Jem and Scout are certain their father is useless. After all, he has a boring office job in town and never does anything exciting. Until one day in February when a rabid dog named Tim Johnson appears on the street heading towards their house.

Sheriff Heck Tate hands his rifle to Atticus. Tate insists that the lawyer shoot the dog; Attitcus is the better shot. His children are stunned that anyone would ask their father to do anything involving a gun. Atticus takes the sheriff’s rifle reluctantly, secures the area, protects bystanders and makes a careful evaluation of the dog’s location and condition. When the dog’s in range, he fires a single shot and eliminates the threat.

With movements so swift they seemed simultaneous, Atticus’ hand yanked a ball-tipped lever as he brought the gun to his shoulder. The rifle cracked. …’You were a little to the right, Mr. Finch,’ [Mr. Tate] called. ‘Always was,’ answered Atticus. ‘If I had my druthers, I’d take a shotgun.

Atticus doesn’t allow the bystanders, especially his children to approach the aftermath. His near-shame about his talent for marksmanship is telling. Later, Jem says:

…all of a sudden he just relaxed all over an’ it looked like that gun was a part of him…an he did it so quick…I hafta aim for ten minutes ‘fore I can hit somethin …

Neighbor and mother figure Maudie Atkinson tells the kids why Atticus doesn’t speak of his talent and why he doesn’t hunt:

“If your father’s anything, he’s civilized at heart. Marksmanship’s a gift from God, a talent-oh, you have to practice to make it perfect, but shootin’s different from playing the piano or the like. I think maybe he put his gun down when he realized God gave him an unfair advantage over most living things. I guess he decided he wouldn’t shoot unless he had to, and he had to today.”

“Looks like he’d be proud of it.”

“People in their right minds never take pride in their talents.”

Scout wants to brag about Atticus in school Monday, but Jem says don’t. “If he was proud of it, he’da told us. This is somethin you wouldn’t understand. Atticus is a gentleman. Like me.”

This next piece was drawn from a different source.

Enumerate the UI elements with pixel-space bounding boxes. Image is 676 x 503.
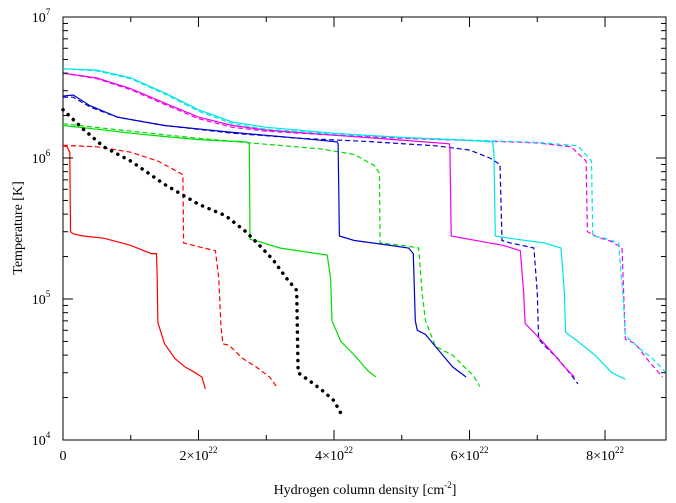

An armed gentleman is a precious and necessary thing in a world full of evil. But Atticus is more than polite, more than humble; he’s empathetic. The key lesson he teaches his children: “You never really understand a person until you consider things from his point of view… Until you climb inside of his skin and walk around in it.”

Chapter 11 chronicles Jem and Scout’s interaction with Mrs. Dubose, a seemingly monstrous vile woman. She screams hateful things at Jem and Scout about their father. Atticus sees past her bile to find nobility in his neighbor. “I wanted you to see what real courage was,” he tells his children, “instead of getting the idea that courage is a man with a gun in his hand. It’s when you know you’re licked before you even begin but you begin anyway and you see it through no matter what.”

Though extremely talented with a gun (“One-shot Finch-didn’t you know that’s what we used to call him?”) Atticus makes a choice that TTAG readers might find foolish: he never carries a gun. After Tom Robinson’s trial and the threats on Atticus’ life, the attorney wanders around Maycomb unarmed. It’s maddening.  Sheriff Tate vocalizes the awful truth: “Mr. Finch, there’s just some kind of men you have to shoot before you can say hidy to ’em.”

Author Harper Lee disarms Atticus to make an important point: an understanding of and appreciation for our common humanity can be just as powerful as a shotgun. Not to mention an eye for danger . . .

In the book’s climax Bob Ewell attacks Jem and Scout for their father’s defense of a black man. Jem’s situational awareness helps keep Scout safe. In some of the most beautiful Southern prose ever written, Scout sees her town from the Radley porch. The gentle, powerful empathy her father instilled in her throughout the book is finally fully realized.

Today’s world is not that different than 1930’s Maycomb, Alabama. As Harper Lee showed us, responsible gun owners exhibit a combination of honorable qualities. Like Heck Tate, they view the world honestly. Like Atticus Finch, they see people as individual human beings. Like Mr. Underwood, they protect their neighbors come what may.